MANTI—The Mormon Miracle Pageant will be performed as usual in June 2019. But that performance “will be the end of the pageant as we know it,” according to President Mark Olson of the Manti Stake of the Church of Jesus Christ of Latter-day Saints.
Olson’s comments followed release of a statement last Saturday, Oct. 27 on http://www.lds.org, the church’s website, saying local celebrations of history and culture may be appropriate but “larger productions, such as pageants, are discouraged.”
The statement said conversations were underway with local leaders about ways to “appropriately end, modify or continue these productions.”
But Olson said Tuesday that after receiving counsel from Elder Ronald Rasband of the Quorum of the Twelve, Manti LDS Stake leaders had decided to cease sponsorship of the pageant that has been performed at the base of the Manti Temple for 50 years.
However, he said a “leadership committee” would be formed to examine whether the stake should stage some other cultural celebration on its own.

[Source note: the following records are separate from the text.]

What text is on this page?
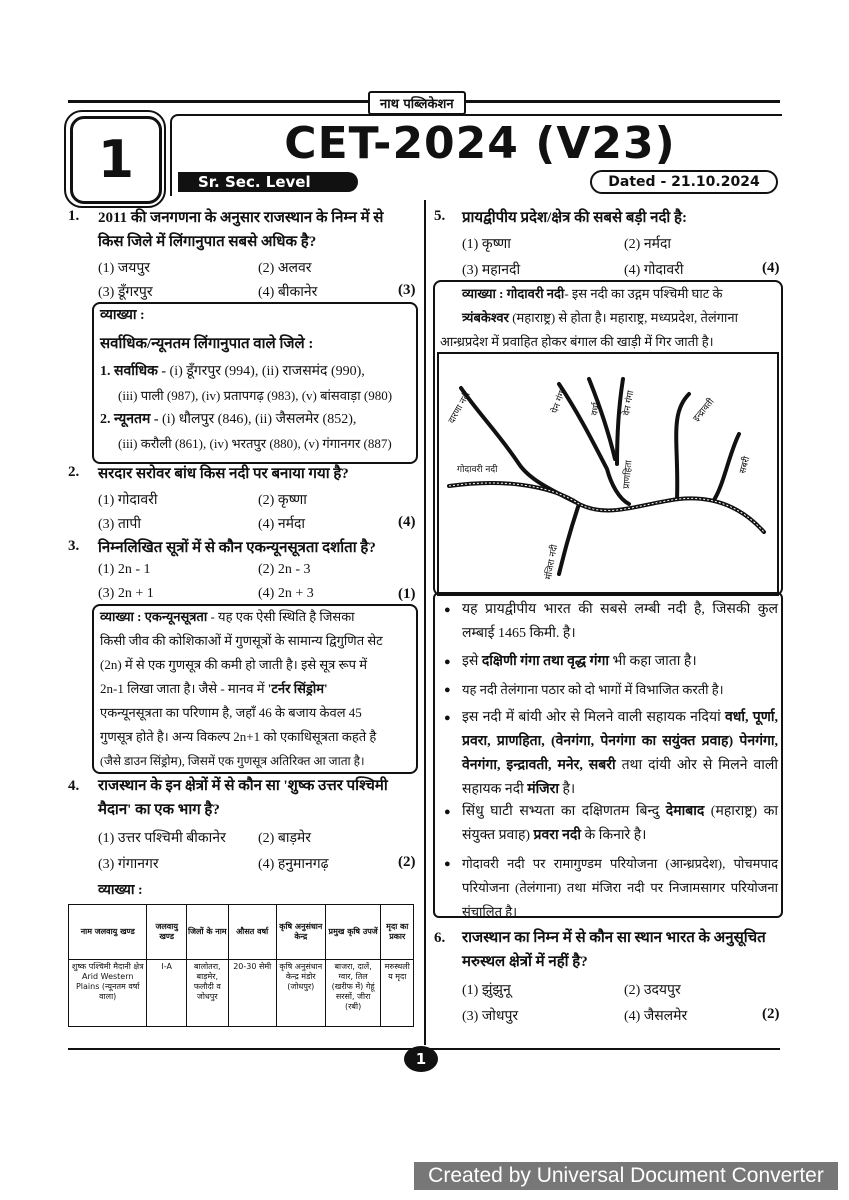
नाथ पब्लिकेशन
1	CET-2024 (V23)
Sr. Sec. Level	Dated - 21.10.2024
1. 2011 की जनगणना के अनुसार राजस्थान के निम्न में से
किस जिले में लिंगानुपात सबसे अधिक है?
(1) जयपुर	(2) अलवर
(3) डूँगरपुर	(4) बीकानेर	(3)
व्याख्या :
सर्वाधिक/न्यूनतम लिंगानुपात वाले जिले :
1. सर्वाधिक - (i) डूँगरपुर (994), (ii) राजसमंद (990),
(iii) पाली (987), (iv) प्रतापगढ़ (983), (v) बांसवाड़ा (980)
2. न्यूनतम - (i) धौलपुर (846), (ii) जैसलमेर (852),
(iii) करौली (861), (iv) भरतपुर (880), (v) गंगानगर (887)
2. सरदार सरोवर बांध किस नदी पर बनाया गया है?
(1) गोदावरी	(2) कृष्णा
(3) तापी	(4) नर्मदा	(4)
3. निम्नलिखित सूत्रों में से कौन एकन्यूनसूत्रता दर्शाता है?
(1) 2n - 1	(2) 2n - 3
(3) 2n + 1	(4) 2n + 3	(1)
व्याख्या : एकन्यूनसूत्रता - यह एक ऐसी स्थिति है जिसका
किसी जीव की कोशिकाओं में गुणसूत्रों के सामान्य द्विगुणित सेट
(2n) में से एक गुणसूत्र की कमी हो जाती है। इसे सूत्र रूप में
2n-1 लिखा जाता है। जैसे - मानव में 'टर्नर सिंड्रोम'
एकन्यूनसूत्रता का परिणाम है, जहाँ 46 के बजाय केवल 45
गुणसूत्र होते है। अन्य विकल्प 2n+1 को एकाधिसूत्रता कहते है
(जैसे डाउन सिंड्रोम), जिसमें एक गुणसूत्र अतिरिक्त आ जाता है।
4. राजस्थान के इन क्षेत्रों में से कौन सा 'शुष्क उत्तर पश्चिमी
मैदान' का एक भाग है?
(1) उत्तर पश्चिमी बीकानेर (2) बाड़मेर
(3) गंगानगर	(4) हनुमानगढ़	(2)
व्याख्या :
नाम जलवायु खण्ड	जलवायु खण्ड	जिलों के नाम	औसत वर्षा	कृषि अनुसंधान केन्द्र	प्रमुख कृषि उपजें	मृदा का प्रकार
शुष्क पश्चिमी मैदानी क्षेत्र Arid Western Plains (न्यूनतम वर्षा वाला)	I-A	बालोतरा, बाड़मेर, फलौदी व जोधपुर	20-30 सेमी	कृषि अनुसंधान केन्द्र मंडोर (जोधपुर)	बाजरा, दालें, ग्वार, तिल (खरीफ में) गेहूं सरसों, जीरा (रबी)	मरुस्थली य मृदा
5. प्रायद्वीपीय प्रदेश/क्षेत्र की सबसे बड़ी नदी है:
(1) कृष्णा	(2) नर्मदा
(3) महानदी	(4) गोदावरी	(4)
व्याख्या : गोदावरी नदी- इस नदी का उद्गम पश्चिमी घाट के
त्र्यंबकेश्वर (महाराष्ट्र) से होता है। महाराष्ट्र, मध्यप्रदेश, तेलंगाना
आन्ध्रप्रदेश में प्रवाहित होकर बंगाल की खाड़ी में गिर जाती है।
गोदावरी नदी
दारणा नदी	पेन गंगा वर्धा वेन गंगा	इन्द्रावती
सबरी
प्राणहिता
मंजिरा नदी
● यह प्रायद्वीपीय भारत की सबसे लम्बी नदी है, जिसकी कुल लम्बाई 1465 किमी. है।
● इसे दक्षिणी गंगा तथा वृद्ध गंगा भी कहा जाता है।
● यह नदी तेलंगाना पठार को दो भागों में विभाजित करती है।
● इस नदी में बांयी ओर से मिलने वाली सहायक नदियां वर्धा, पूर्णा, प्रवरा, प्राणहिता, (वेनगंगा, पेनगंगा का सयुंक्त प्रवाह) पेनगंगा, वेनगंगा, इन्द्रावती, मनेर, सबरी तथा दांयी ओर से मिलने वाली सहायक नदी मंजिरा है।
● सिंधु घाटी सभ्यता का दक्षिणतम बिन्दु देमाबाद (महाराष्ट्र) का संयुक्त प्रवाह) प्रवरा नदी के किनारे है।
● गोदावरी नदी पर रामागुण्डम परियोजना (आन्ध्रप्रदेश), पोचमपाद परियोजना (तेलंगाना) तथा मंजिरा नदी पर निजामसागर परियोजना संचालित है।
6. राजस्थान का निम्न में से कौन सा स्थान भारत के अनुसूचित
मरुस्थल क्षेत्रों में नहीं है?
(1) झुंझुनू	(2) उदयपुर
(3) जोधपुर	(4) जैसलमेर	(2)
1
Created by Universal Document Converter
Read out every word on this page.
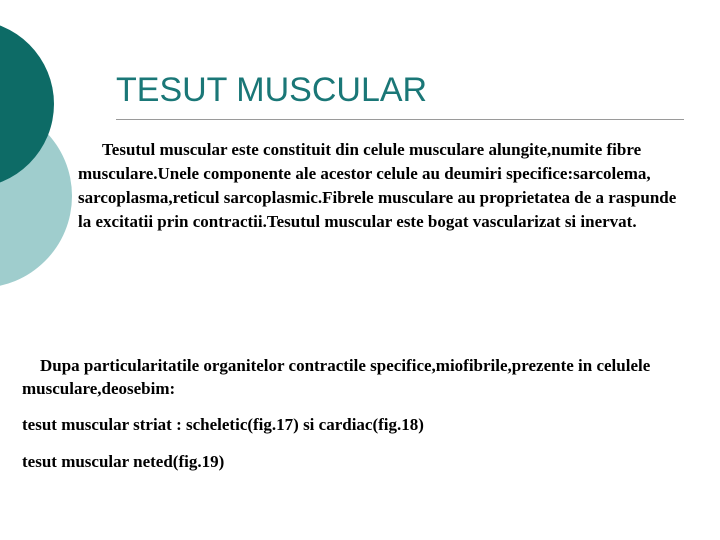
TESUT MUSCULAR

Tesutul muscular este constituit din celule musculare alungite,numite fibre musculare.Unele componente ale acestor celule au deumiri specifice:sarcolema, sarcoplasma,reticul sarcoplasmic.Fibrele musculare au proprietatea de a raspunde la excitatii prin contractii.Tesutul muscular este bogat vascularizat si inervat.

Dupa particularitatile organitelor contractile specifice,miofibrile,prezente in celulele musculare,deosebim:

tesut muscular striat : scheletic(fig.17) si cardiac(fig.18)

tesut muscular neted(fig.19)
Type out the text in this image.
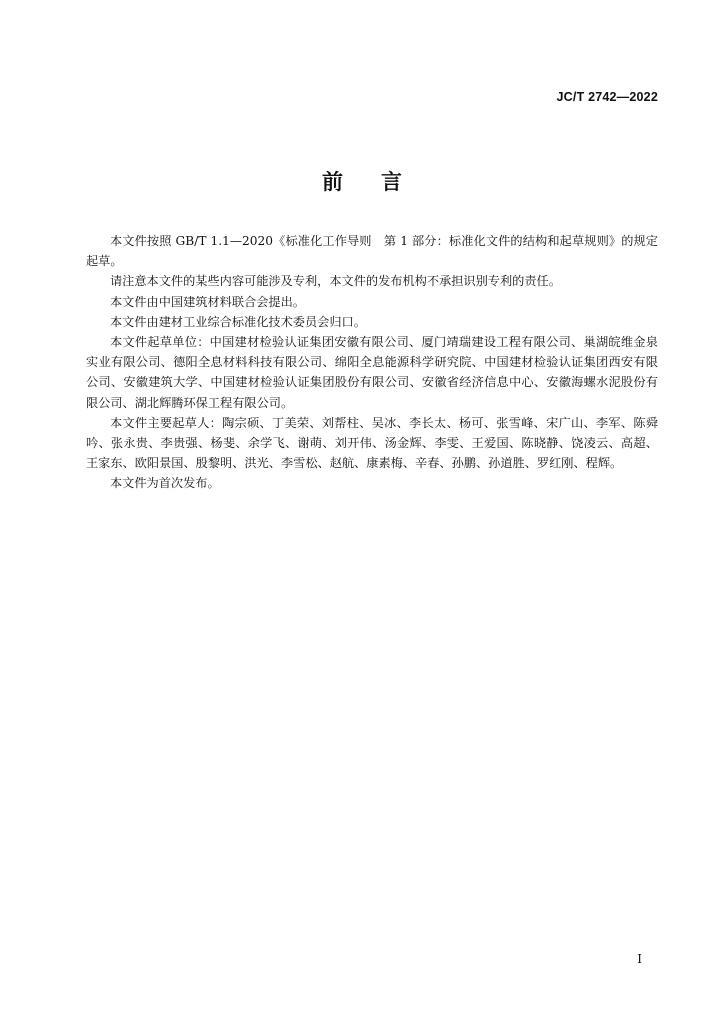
JC/T 2742—2022
前 言

本文件按照 GB/T 1.1—2020《标准化工作导则　第 1 部分：标准化文件的结构和起草规则》的规定起草。

请注意本文件的某些内容可能涉及专利，本文件的发布机构不承担识别专利的责任。

本文件由中国建筑材料联合会提出。

本文件由建材工业综合标准化技术委员会归口。

本文件起草单位：中国建材检验认证集团安徽有限公司、厦门靖瑞建设工程有限公司、巢湖皖维金泉实业有限公司、德阳全息材料科技有限公司、绵阳全息能源科学研究院、中国建材检验认证集团西安有限公司、安徽建筑大学、中国建材检验认证集团股份有限公司、安徽省经济信息中心、安徽海螺水泥股份有限公司、湖北辉腾环保工程有限公司。

本文件主要起草人：陶宗硕、丁美荣、刘帮柱、吴冰、李长太、杨可、张雪峰、宋广山、李军、陈舜吟、张永贵、李贵强、杨斐、余学飞、谢萌、刘开伟、汤金辉、李雯、王爱国、陈晓静、饶凌云、高超、王家东、欧阳景国、殷黎明、洪光、李雪松、赵航、康素梅、辛春、孙鹏、孙道胜、罗红刚、程辉。

本文件为首次发布。

I
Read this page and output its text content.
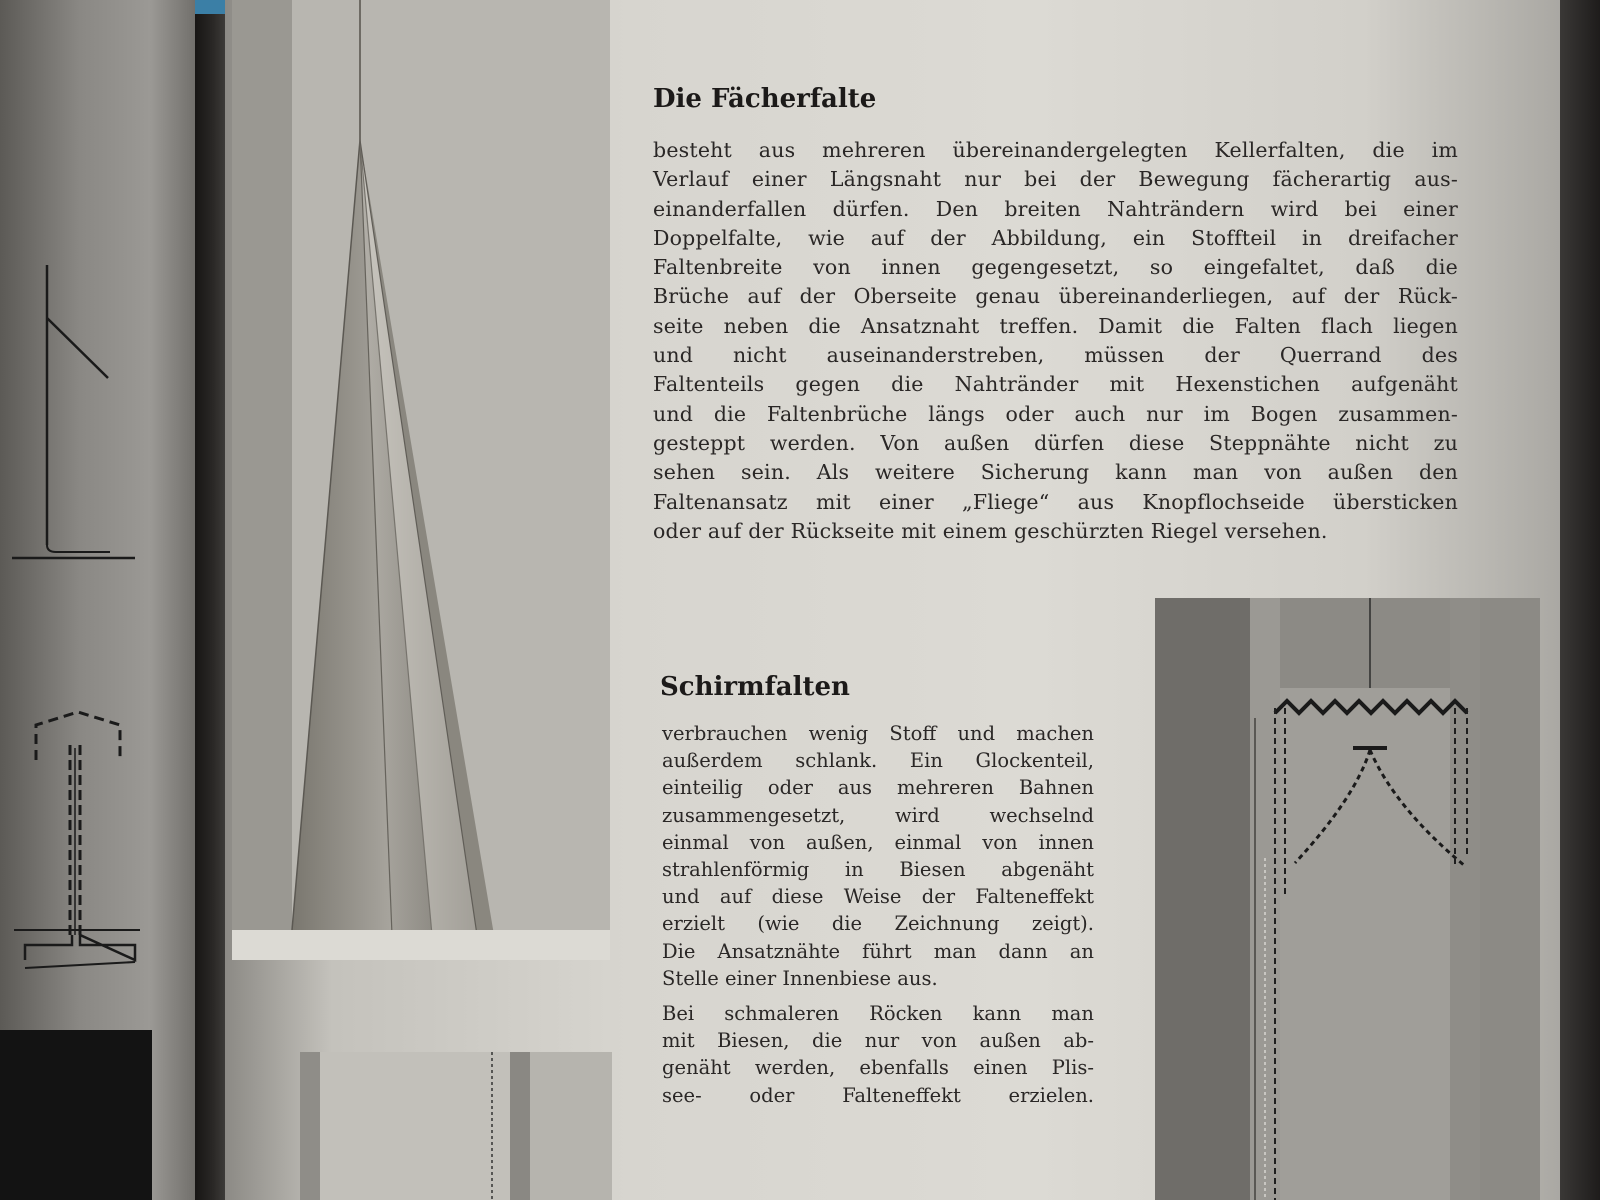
Die Fächerfalte

besteht aus mehreren übereinandergelegten Kellerfalten, die im
Verlauf einer Längsnaht nur bei der Bewegung fächerartig aus-
einanderfallen dürfen. Den breiten Nahträndern wird bei einer
Doppelfalte, wie auf der Abbildung, ein Stoffteil in dreifacher
Faltenbreite von innen gegengesetzt, so eingefaltet, daß die
Brüche auf der Oberseite genau übereinanderliegen, auf der Rück-
seite neben die Ansatznaht treffen. Damit die Falten flach liegen
und nicht auseinanderstreben, müssen der Querrand des
Faltenteils gegen die Nahtränder mit Hexenstichen aufgenäht
und die Faltenbrüche längs oder auch nur im Bogen zusammen-
gesteppt werden. Von außen dürfen diese Steppnähte nicht zu
sehen sein. Als weitere Sicherung kann man von außen den
Faltenansatz mit einer „Fliege“ aus Knopflochseide übersticken
oder auf der Rückseite mit einem geschürzten Riegel versehen.

Schirmfalten

verbrauchen wenig Stoff und machen
außerdem schlank. Ein Glockenteil,
einteilig oder aus mehreren Bahnen
zusammengesetzt, wird wechselnd
einmal von außen, einmal von innen
strahlenförmig in Biesen abgenäht
und auf diese Weise der Falteneffekt
erzielt (wie die Zeichnung zeigt).
Die Ansatznähte führt man dann an
Stelle einer Innenbiese aus.

Bei schmaleren Röcken kann man
mit Biesen, die nur von außen ab-
genäht werden, ebenfalls einen Plis-
see- oder Falteneffekt erzielen.
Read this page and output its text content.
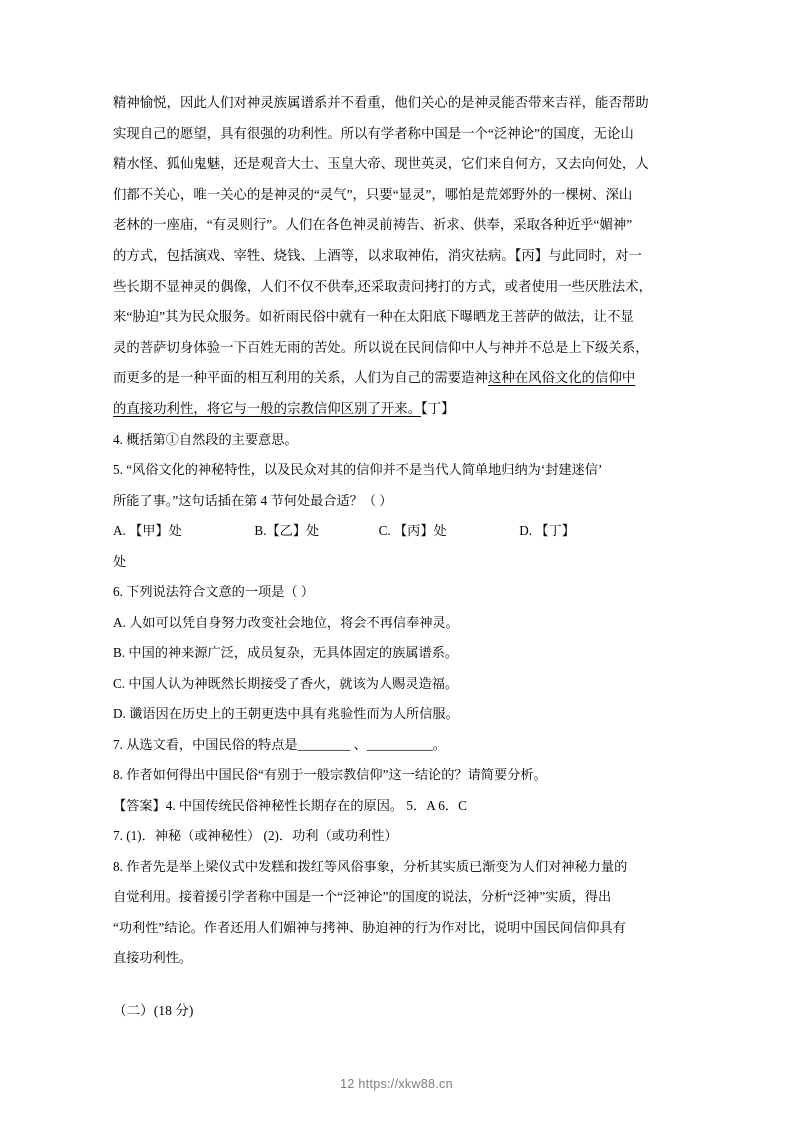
精神愉悦，因此人们对神灵族属谱系并不看重，他们关心的是神灵能否带来吉祥，能否帮助

实现自己的愿望，具有很强的功利性。所以有学者称中国是一个“泛神论”的国度，无论山

精水怪、狐仙鬼魅，还是观音大士、玉皇大帝、现世英灵，它们来自何方，又去向何处，人

们都不关心，唯一关心的是神灵的“灵气”，只要“显灵”，哪怕是荒郊野外的一棵树、深山

老林的一座庙，“有灵则行”。人们在各色神灵前祷告、祈求、供奉，采取各种近乎“媚神”

的方式，包括演戏、宰牲、烧钱、上酒等，以求取神佑，消灾祛病。【丙】与此同时，对一

些长期不显神灵的偶像，人们不仅不供奉,还采取责问拷打的方式，或者使用一些厌胜法术，

来“胁迫”其为民众服务。如祈雨民俗中就有一种在太阳底下曝晒龙王菩萨的做法，让不显

灵的菩萨切身体验一下百姓无雨的苦处。所以说在民间信仰中人与神并不总是上下级关系，

而更多的是一种平面的相互利用的关系，人们为自己的需要造神这种在风俗文化的信仰中

的直接功利性，将它与一般的宗教信仰区别了开来。【丁】

4. 概括第①自然段的主要意思。

5. “风俗文化的神秘特性，以及民众对其的信仰并不是当代人简单地归纳为‘封建迷信’

所能了事。”这句话插在第 4 节何处最合适？（ ）

A. 【甲】处                      B.【乙】处                  C. 【丙】处                      D. 【丁】

处

6. 下列说法符合文意的一项是（ ）

A. 人如可以凭自身努力改变社会地位，将会不再信奉神灵。

B. 中国的神来源广泛，成员复杂，无具体固定的族属谱系。

C. 中国人认为神既然长期接受了香火，就该为人赐灵造福。

D. 谶语因在历史上的王朝更迭中具有兆验性而为人所信服。

7. 从选文看，中国民俗的特点是________ 、__________。

8. 作者如何得出中国民俗“有别于一般宗教信仰”这一结论的？请简要分析。

【答案】4. 中国传统民俗神秘性长期存在的原因。 5．A 6．C

7. (1)．神秘（或神秘性） (2)．功利（或功利性）

8. 作者先是举上梁仪式中发糕和拨红等风俗事象，分析其实质已渐变为人们对神秘力量的

自觉利用。接着援引学者称中国是一个“泛神论”的国度的说法，分析“泛神”实质，得出

“功利性”结论。作者还用人们媚神与拷神、胁迫神的行为作对比，说明中国民间信仰具有

直接功利性。

（二）(18 分)

12 https://xkw88.cn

While the Mormon Miracle Pageant has been funded by the Missionary Department of the church, a local production, if the stake goes ahead with one, would need to be locally funded. Olson said he expected an announcement about post-2019 plans to be made in local wards by Thanksgiving.
Reaction to discontinuation of the historic production, a staple of life in Manti and Sanpete County since the 1960s, has been “across the board,” said Garth Sorensen, a counselor to Olson in the stake presidency.
Some people have expressed disappointment, but “there are undoubtedly those who are feeling relief,” Sorensen said.
Ivo Peterson, who has a master’s degree in theater and who was a performer, director and costume designer for the pageant for more than 20 years, said he was “sad to see it go.”
“Having put so many years into it, I was disappointed. It built a lot of testimonies,” he said. But he said he’d had the thought, “If each person (in the pageant) were to spend the time they spend on the pageant helping others, it would be as big a boon to the community as the pageant.”
Petersen was in college studying theater when Macksene Rux, a Hollywood actress, took the reins of what had been a local program and transformed it into a top-notch production that, in peak years, attracted 100,000 spectators over its eight-night run.
“She was on the cutting edge of what was happening in theater at the time,” he said. “But things go out of style. Over 50 years, things change. It (the pageant) just really needed a doing over.”
Rux’s narration tape, recorded in the late 1960s, is still being used, even though her co-narrator, Francis Urry, died in 1985, and she died in 1998.
Peterson said the church was undoubtedly at a point where it had to decide whether to make a fresh investment of time, energy and money in the Mormon Miracle and other pageants, or to back away from pageants altogether.
One of the side effects of, if not a partial motivation for, the pageant, was economic. The influx of visitors brought cash to small businesses throughout the county, including restaurants, convenience stores and lodging establishments.
Cessation of the pageant “will affect us a lot, because it’s eight days of a full house,” said Melissa Cox of Manti, assistant manager of Willow Creek Inn in Ephraim. “It’s not just us, but hotels in Manti, Gunnison and Mt. Pleasant. It’s going to affect everyone.”
A silver lining is the forthcoming last year. “Next year is going to be huge,” she said. “We’ll probably have a line out the door.”
Kent Barton, Manti City administrator, who has directed the turkey dinners served to pageant visitors, said his operation would do “business as usual” in 2019. What happens after 2019 is up in the air, he said.
The dinners have been orchestrated by a 10-person steering committee and staged by 600 to 700 volunteer cooks, servers and cleanup people. “In a community of 3,500, that’s a pretty good percentage,” Barton said.
The city has raised about $30,000 per year, which has been used as matching funds for the grants that have built the community swimming pool and the softball five-plex now going in north of town.
The money has funded smaller things, too, such as concession stands at the Manti High School football stadium, a sound system for the Ladies Literary Club and a piano for the Manti Arts Council.
President Olson said the church has been mulling where to go with pageants for years. He said the decision to eliminate them wasn’t a matter of finances or the fact the Manti pageant had the word “Mormon” in it, a term the church now officially discourages.
“Ultimately, the church is looking to reduce and simplify programs, and take away heavy responsibilities from individuals and families,” he said. And, he said, “the church had taken a serious look at the sacredness of the temple grounds” and whether the pageant was a fit for the location.